When he began what would become the Shinobi no Mono series, Satsuo Yamamoto had wanted to put a more realistic spin on the ninja movie, shifting from the fantasy-esque wuxia with which the genre had been associated since the silent days to something that was largely devoid of romanticism. In the films he directed, the ninja are powerless manipulators doomed to live unhappy lives defined by a cruel and heartless code. Though still based on the same novel, the third film began to compromise that vision in the hero’s miraculous escape from certain death, ending on a note of ambivalent positivity in which Goemon declines the offer to join Ieyasu and instead walks out into independent freedom. 

The first three films had covered all of the action in Tomoyoshi Murayama’s serialised novel, and so the following four are based on original ideas by screenwriter Hajime Takaiwa save for episode six which is scripted by Kei Hattori and Kinya Naoi. Many of the same actors appear but in different roles while the action has moved on 15 years, skipping ahead from the unseen battle of Sekigahara to the siege of Osaka and the end of the Toyotomi. Raizo Ichikawa stars as another displaced Iga ninja nominally in the service of the Toyotomi but secretly longing to bump off Ieyasu not for reasons of revenge but because there is no place for ninja in his new and peaceful society. If they’re able to unseat him, they assume the situation will revert to the civil war society with the effete Hideyori (Junichiro Narita) too ineffective to assume control over the nascent nation. 

It has to be said, this version of events has rather misogynistic overtones with frequent speeches from Sanada Yukimura (Tomisaburo Wakayama) avowing that it’s all Lady’s Yodo’s (Otome Tsukimiya) fault for giving her son bad advice that he is too naive to know not to follow. In negotiating to end the siege at Osaka castle, Yukimura had advised it was better to strike back against Ieyasu and kill him as soon as possible, but Lady Yodo vetoed it and insisted she and her son remain locked up in relative safety. His conviction is somewhat born out seeing as Ieyasu had deliberately targeted the area of the castle where they assumed she was staying in order to further frighten her.

Nevertheless, he’s astute in realising it was all essentially a ruse and part of Ieyasu’s plan to force the Toyotomi into submission. The attack on the castle was only ever intended to engineer a peace treaty which Ieasyu himself presented and forced Hideyori to sign. Then again, there’s some strange symmetry in play. When Saizo enters the castle in an attempt to assassinate Ieyasu he mangles to trick him into killing his double instead, then when Ieyasu’s ninja try to assassinate Yukimura after following Saizo having known he would pretend to be dead and dig himself out of his own grave they also kill his double much to Ieyasu’s consternation. 

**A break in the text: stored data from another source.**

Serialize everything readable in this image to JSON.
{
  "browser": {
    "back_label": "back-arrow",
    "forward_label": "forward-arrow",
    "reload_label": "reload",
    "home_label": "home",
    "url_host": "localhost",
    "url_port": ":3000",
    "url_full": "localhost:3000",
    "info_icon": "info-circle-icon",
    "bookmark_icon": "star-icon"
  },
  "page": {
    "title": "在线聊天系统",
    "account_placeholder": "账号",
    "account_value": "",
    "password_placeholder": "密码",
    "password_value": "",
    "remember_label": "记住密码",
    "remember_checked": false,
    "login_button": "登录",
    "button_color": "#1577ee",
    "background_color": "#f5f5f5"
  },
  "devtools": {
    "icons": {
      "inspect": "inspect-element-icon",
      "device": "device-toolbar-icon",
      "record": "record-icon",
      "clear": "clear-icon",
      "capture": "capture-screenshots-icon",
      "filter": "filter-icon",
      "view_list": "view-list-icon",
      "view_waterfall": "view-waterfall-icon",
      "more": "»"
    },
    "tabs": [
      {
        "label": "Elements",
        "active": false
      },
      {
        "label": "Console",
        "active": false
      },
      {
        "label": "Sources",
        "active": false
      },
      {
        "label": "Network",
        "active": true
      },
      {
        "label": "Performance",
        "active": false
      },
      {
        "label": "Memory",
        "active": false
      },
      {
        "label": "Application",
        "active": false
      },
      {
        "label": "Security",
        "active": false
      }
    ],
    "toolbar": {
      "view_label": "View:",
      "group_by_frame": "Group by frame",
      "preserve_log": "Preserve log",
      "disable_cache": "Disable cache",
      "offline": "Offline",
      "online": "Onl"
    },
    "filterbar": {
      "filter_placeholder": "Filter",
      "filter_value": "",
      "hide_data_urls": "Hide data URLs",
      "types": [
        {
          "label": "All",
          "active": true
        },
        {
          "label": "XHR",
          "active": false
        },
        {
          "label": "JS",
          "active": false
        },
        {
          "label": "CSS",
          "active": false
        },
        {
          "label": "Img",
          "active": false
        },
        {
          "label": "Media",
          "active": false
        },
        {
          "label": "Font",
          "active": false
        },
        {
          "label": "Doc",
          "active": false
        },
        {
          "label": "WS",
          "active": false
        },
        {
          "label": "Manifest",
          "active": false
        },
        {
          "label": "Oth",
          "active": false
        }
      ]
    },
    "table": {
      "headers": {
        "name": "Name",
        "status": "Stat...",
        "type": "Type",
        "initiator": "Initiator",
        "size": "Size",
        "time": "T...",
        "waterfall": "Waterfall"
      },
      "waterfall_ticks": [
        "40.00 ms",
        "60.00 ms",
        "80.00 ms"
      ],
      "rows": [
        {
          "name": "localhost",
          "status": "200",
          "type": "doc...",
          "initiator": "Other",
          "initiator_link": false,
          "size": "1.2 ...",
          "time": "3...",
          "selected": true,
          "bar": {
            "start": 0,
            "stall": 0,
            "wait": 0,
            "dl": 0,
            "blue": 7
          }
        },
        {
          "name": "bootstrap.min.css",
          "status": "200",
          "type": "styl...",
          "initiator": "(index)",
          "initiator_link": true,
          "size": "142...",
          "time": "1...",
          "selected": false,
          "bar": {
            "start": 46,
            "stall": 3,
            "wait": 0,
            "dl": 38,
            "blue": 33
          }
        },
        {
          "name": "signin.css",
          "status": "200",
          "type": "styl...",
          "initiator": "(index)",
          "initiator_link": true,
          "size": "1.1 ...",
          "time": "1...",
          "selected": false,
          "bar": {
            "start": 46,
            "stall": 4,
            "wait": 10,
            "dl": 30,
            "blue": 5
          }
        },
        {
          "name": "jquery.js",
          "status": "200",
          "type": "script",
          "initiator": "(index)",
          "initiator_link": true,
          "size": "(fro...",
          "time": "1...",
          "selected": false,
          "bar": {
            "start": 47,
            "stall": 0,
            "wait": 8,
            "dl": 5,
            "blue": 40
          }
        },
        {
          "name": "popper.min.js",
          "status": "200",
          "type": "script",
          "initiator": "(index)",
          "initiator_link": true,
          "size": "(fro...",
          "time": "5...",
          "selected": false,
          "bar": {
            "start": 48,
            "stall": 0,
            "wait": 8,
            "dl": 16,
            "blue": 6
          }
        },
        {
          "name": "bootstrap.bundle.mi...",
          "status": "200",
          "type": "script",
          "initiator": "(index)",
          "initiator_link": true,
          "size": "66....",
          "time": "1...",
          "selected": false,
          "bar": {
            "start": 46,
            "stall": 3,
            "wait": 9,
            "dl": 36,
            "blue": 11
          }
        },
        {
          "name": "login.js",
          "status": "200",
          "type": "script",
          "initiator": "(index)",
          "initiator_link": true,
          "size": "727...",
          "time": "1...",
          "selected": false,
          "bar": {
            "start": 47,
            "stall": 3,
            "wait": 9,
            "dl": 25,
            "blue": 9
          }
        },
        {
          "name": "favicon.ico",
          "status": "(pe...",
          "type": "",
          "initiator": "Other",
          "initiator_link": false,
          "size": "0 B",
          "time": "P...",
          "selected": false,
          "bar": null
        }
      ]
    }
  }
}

It’s this similarity that Saizo hints at when he pities a retainer of Ieyasu’s explaining that Nobunaga and Hideyoshi had tried to eliminate them but they survived while Ieyasu now wants to use them for his own ends but will likely do the same when they are no longer necessary to him. Thus what they want is a kind of chaos, desperate to assassinate Ieyasu to return to the world in which the ninja are able to influence events from the shadows. Even so his conviction is apparently shaken. As in the previous series, Saizo gains a love interest, Lady Akane (Midori Isomura), who has become a sex worker as an apparent act of self-harm after being raped by Tokugawa soldiers during the fall of Osaka castle. But as we’ve been repeatedly told, a ninja’s heart lies under the blade. Born in darkness, they shall die in darkness and are not permitted to fall in love. Thus Saizo rejects her affections, but eventually declares himself corrupted by wanting to die alongside Yukimura as a loyal soldier. The in-film lore would have us believe that Yukimura did not in fact die during the final assault but was spirited away by Saizo to plot Ieyasu’s downfall in the shadows. 

Directed by Tokuzo Tanaka in his only instalment in the series, the film is shot more like a conventional jidaigeki but returns something of the fantasy aesthetic to the ninja as they somersault through the forest. Saizo’s surname effectively means “hidden in the mist”, which is partly ironic seeing as Akane also describes her rape as being overcome by a thick fog, but is also symbolic of his frequent use of smoke bombs as a disappearing trick which again undermines the sense of realism with which the series began. Yukimura is fond of declaring that the clock cannot be turned back, a sentiment echoed by Akane and emphasising the sense of melancholy fatalism that cannot be avoided in a historical drama in which the outcome is already very well known, imbuing Tanaka’s take with the sense of elegy and legend Yamamoto had so deliberately rejected.